JEDER Appell an diese Normen wird freilich mit der falschen Alternative Freiheit oder Zensur gekontert – dem Credo der liberalen Gesellschaften. Demnach darf alles gesagt werden, ist alles erlaubt. Jede Idee ist schon dadurch gerechtfertigt, daß sie einen Abnehmer findet. So wirken die Marktgesetze bis in die Welt der Ideen und ihrer Verbreitung hinein. Man muß daran erinnern, daß wir mit der Entstehung der Demokratie im Namen der Zivilisation nicht nur auf die individuelle Anwendung von Gewalt und Vergeltung verzichtet haben5 . Wir haben auch gewisse Normen anerkannt, die es erlauben, auf die Anwendung der Art psychologischer Gewalt zu verzichten, die der manipulatorische Umgang mit Sprache darstellt. Vielleicht ist es an der Zeit, diese Normen wieder in Geltung zu setzen, ihre Bedeutung für die Demokratie und für alle Staatsbürger zu betonen.

Ein weiteres Anzeichen für den Niedergang der Redekultur ist die Verdrossenheit, die sich an Schulen und Universitäten gegenüber dem „Reich der Rhetorik“ (Roland Barthes) breitmacht.6 1902 verschwand dieses Fach aus den französischen Unterrichtsplänen, nachdem es 2500 Jahre lang die Grundlage aller Bildung gewesen war. Gewiß, auch die Rhetorik wurde ständig entwertet und war schließlich nurmehr eine äußere Hülle, die den demokratischen Inhalt weitgehend eingebüßt hatte.

Es gehört aber zu den wesentlichen staatsbürgerlichen Funktionen des Unterrichts, aufzuzeigen, daß die großen demokratischen Werte nichts wert sind, wenn die Mittel zu ihrer Verteidigung nicht dem Abbau der Gewalt und dem Aufbau sozialer Solidarität verpflichtet sind, mit anderen Worten: der Achtung vor dem anderen Menschen.

dt. Esther Kinski

* Wissenschaftler am Nationalen Zentrum für Sozialforschung (CNRS) und Autor von „L‘Argumentation dans la communication“, Paris (La Découverte) 1996.

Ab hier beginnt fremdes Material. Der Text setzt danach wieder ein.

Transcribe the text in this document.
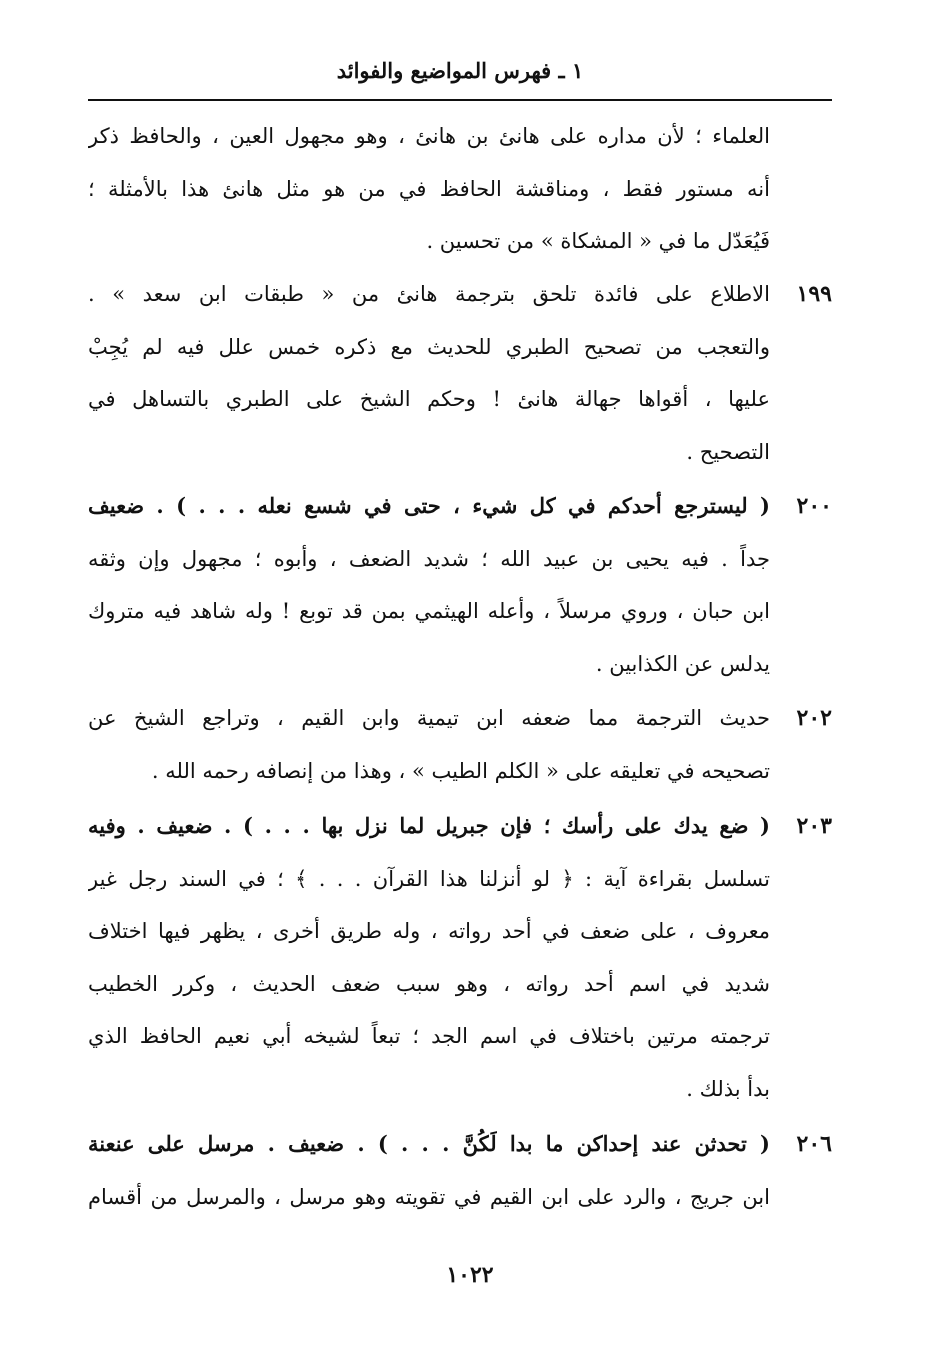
١ ـ فهرس المواضيع والفوائد
العلماء ؛ لأن مداره على هانئ بن هانئ ، وهو مجهول العين ، والحافظ ذكر
أنه مستور فقط ، ومناقشة الحافظ في من هو مثل هانئ هذا بالأمثلة ؛
فَيُعَدّل ما في « المشكاة » من تحسين .
١٩٩
الاطلاع على فائدة تلحق بترجمة هانئ من « طبقات ابن سعد » .
والتعجب من تصحيح الطبري للحديث مع ذكره خمس علل فيه لم يُجِبْ
عليها ، أقواها جهالة هانئ ! وحكم الشيخ على الطبري بالتساهل في
التصحيح .
٢٠٠
( ليسترجع أحدكم في كل شيء ، حتى في شسع نعله . . . ) . ضعيف
جداً . فيه يحيى بن عبيد الله ؛ شديد الضعف ، وأبوه ؛ مجهول وإن وثقه
ابن حبان ، وروي مرسلاً ، وأعله الهيثمي بمن قد توبع ! وله شاهد فيه متروك
يدلس عن الكذابين .
٢٠٢
حديث الترجمة مما ضعفه ابن تيمية وابن القيم ، وتراجع الشيخ عن
تصحيحه في تعليقه على « الكلم الطيب » ، وهذا من إنصافه رحمه الله .
٢٠٣
( ضع يدك على رأسك ؛ فإن جبريل لما نزل بها . . . ) . ضعيف . وفيه
تسلسل بقراءة آية : ﴿ لو أنزلنا هذا القرآن . . . ﴾ ؛ في السند رجل غير
معروف ، على ضعف في أحد رواته ، وله طريق أخرى ، يظهر فيها اختلاف
شديد في اسم أحد رواته ، وهو سبب ضعف الحديث ، وكرر الخطيب
ترجمته مرتين باختلاف في اسم الجد ؛ تبعاً لشيخه أبي نعيم الحافظ الذي
بدأ بذلك .
٢٠٦
( تحدثن عند إحداكن ما بدا لَكُنَّ . . . ) . ضعيف . مرسل على عنعنة
ابن جريج ، والرد على ابن القيم في تقويته وهو مرسل ، والمرسل من أقسام
١٠٢٢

Fußnoten: 1 Tacitus, „Dialogus de oratoribus“/„Dialog über die Redner“, lat./dt., Stuttgart (Reclam UB). 2 Vgl. Philippe Breton, „L'Utopie de la communication, le mythe du village planétaire“, Paris (La Découverte) 1995. 3 Jacques Ellul, „Histoire de la propagande“, Paris (PUF) 1967. 4 Stuart Ewen, „Consciences sous l'influence: publicité et genèse de la societé de consommation.“ Paris (Aubier) 1983. 5 Vgl. Jean-Pierre Vernant: „Die Ursprünge des griechischen Denkens“, Frankfurt am Main (Suhrkamp) 1982. 6 Roland Barthes, „L'ancienne rhétorique“, Communications, Nr. 16, Sondernummer zum Thema „Recherches rhétoriques“, Paris (Seuil) 1970.